Slopes on Mars can be categorized into a number of classes from Recurring Slope Lineae over dune faces to slope streaks. They all have specific average inclinations  within a certain range. But which processes are responsible to set the angle in a given setting on Earth or Mars? There might be more than friction which sets what is known as angle of repose.

Among lifting processes that act on grains on Mars but not on Earth is thermal creep gas flow within the soil. This results in a sub-soil Knudsen compressor if the soil is illuminated, e.g. by sunlight. This support for particles on the surface can induce particle motion and reduce equilibrium slope angles, eventually. 

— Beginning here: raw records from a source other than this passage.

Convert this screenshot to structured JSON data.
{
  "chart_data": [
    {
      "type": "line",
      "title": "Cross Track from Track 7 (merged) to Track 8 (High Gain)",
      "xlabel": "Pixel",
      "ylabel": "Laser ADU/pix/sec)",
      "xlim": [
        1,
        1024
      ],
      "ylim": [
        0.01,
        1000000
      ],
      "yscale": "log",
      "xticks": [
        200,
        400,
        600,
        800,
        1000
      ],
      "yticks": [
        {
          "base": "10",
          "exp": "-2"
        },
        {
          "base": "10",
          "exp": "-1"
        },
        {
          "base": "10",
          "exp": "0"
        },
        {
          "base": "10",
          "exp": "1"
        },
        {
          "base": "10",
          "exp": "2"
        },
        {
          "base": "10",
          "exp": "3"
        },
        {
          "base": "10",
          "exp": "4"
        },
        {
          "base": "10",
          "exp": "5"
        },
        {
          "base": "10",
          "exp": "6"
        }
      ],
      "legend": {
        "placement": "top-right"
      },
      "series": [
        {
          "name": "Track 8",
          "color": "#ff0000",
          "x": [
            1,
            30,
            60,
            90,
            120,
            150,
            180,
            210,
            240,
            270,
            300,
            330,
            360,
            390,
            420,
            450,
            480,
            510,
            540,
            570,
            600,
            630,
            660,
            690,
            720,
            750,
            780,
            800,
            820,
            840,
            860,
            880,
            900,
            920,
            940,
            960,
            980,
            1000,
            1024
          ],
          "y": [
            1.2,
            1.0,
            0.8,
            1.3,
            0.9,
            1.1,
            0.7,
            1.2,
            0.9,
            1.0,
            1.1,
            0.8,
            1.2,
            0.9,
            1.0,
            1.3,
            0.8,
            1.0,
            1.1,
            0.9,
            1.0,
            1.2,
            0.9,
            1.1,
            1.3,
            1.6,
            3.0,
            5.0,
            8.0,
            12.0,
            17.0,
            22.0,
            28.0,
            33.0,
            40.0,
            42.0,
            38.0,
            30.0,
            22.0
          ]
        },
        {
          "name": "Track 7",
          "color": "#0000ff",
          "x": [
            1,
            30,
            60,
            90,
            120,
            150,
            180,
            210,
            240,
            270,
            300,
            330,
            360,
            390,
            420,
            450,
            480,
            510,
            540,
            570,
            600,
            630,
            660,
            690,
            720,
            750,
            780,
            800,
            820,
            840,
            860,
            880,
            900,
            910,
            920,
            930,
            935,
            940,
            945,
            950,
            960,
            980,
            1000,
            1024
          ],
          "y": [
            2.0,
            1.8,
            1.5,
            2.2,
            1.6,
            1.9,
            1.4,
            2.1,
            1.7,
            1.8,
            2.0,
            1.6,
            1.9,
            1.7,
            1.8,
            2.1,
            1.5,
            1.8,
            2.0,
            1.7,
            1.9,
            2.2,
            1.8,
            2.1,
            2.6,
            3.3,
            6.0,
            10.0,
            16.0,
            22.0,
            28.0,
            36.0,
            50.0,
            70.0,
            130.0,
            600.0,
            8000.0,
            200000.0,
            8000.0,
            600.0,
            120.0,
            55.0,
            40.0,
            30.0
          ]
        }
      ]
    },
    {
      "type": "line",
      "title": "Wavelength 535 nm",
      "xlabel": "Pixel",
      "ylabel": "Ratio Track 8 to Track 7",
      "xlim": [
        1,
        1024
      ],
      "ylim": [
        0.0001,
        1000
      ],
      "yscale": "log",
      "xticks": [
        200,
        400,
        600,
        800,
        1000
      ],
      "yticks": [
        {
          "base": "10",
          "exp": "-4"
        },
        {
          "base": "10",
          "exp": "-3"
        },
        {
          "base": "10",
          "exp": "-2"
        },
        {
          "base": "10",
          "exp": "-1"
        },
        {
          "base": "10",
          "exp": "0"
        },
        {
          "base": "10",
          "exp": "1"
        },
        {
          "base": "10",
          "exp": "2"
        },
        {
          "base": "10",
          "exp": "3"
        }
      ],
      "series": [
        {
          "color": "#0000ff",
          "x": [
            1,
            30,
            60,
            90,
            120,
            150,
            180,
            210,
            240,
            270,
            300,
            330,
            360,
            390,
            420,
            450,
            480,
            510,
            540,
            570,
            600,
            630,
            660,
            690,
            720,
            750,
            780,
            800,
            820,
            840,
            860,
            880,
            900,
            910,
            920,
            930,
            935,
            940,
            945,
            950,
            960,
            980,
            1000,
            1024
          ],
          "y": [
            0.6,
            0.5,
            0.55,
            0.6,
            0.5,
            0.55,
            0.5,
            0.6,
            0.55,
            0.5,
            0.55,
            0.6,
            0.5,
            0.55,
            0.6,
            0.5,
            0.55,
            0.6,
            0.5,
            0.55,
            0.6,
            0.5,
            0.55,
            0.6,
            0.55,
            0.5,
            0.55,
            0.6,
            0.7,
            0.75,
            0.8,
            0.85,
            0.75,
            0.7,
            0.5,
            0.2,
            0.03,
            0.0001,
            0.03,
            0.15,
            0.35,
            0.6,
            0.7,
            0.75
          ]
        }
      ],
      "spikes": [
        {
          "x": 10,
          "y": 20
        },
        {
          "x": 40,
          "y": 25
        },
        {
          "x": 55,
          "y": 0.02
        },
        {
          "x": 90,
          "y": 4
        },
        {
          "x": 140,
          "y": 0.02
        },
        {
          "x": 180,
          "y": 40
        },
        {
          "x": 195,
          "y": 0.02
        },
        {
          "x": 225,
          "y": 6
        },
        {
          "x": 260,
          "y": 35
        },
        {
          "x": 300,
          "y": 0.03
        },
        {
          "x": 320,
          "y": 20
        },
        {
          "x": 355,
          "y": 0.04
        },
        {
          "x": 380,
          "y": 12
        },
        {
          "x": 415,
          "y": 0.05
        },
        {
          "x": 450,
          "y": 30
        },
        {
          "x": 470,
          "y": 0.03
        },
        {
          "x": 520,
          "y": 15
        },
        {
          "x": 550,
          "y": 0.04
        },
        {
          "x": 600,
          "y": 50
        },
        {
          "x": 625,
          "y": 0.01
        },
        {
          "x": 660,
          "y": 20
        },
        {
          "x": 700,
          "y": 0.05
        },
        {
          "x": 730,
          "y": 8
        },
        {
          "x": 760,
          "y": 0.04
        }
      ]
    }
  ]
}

However, the microphysics is very complex. As one approach, we therefore carry out laboratory experiments to gather empirical data. In the study reported here, we focus on the pressure dependence of the Knudsen compressor. To study this, we did form piles of granular samples of JSC Mars 1 with an average grain size of 75 micrometer. We used air at various ambient pressure. The slope angles are initially set by the angle of repose at about 30 degrees. We then illuminated the samples and observed avalanches which result in a lower slope angle. This process takes somewhat longer than 100 s.  If the light is turned off, the angles are reduced further for a few seconds. For the sample studied, the reduction in slope angle follows a log-normal distribution in pressure and is strongest at 4.5 mbar during illumination and peaks at 6.7 mbar after the light is turned off (Bila and Wurm, submitted). This places the effect well into the pressure range found on Mars.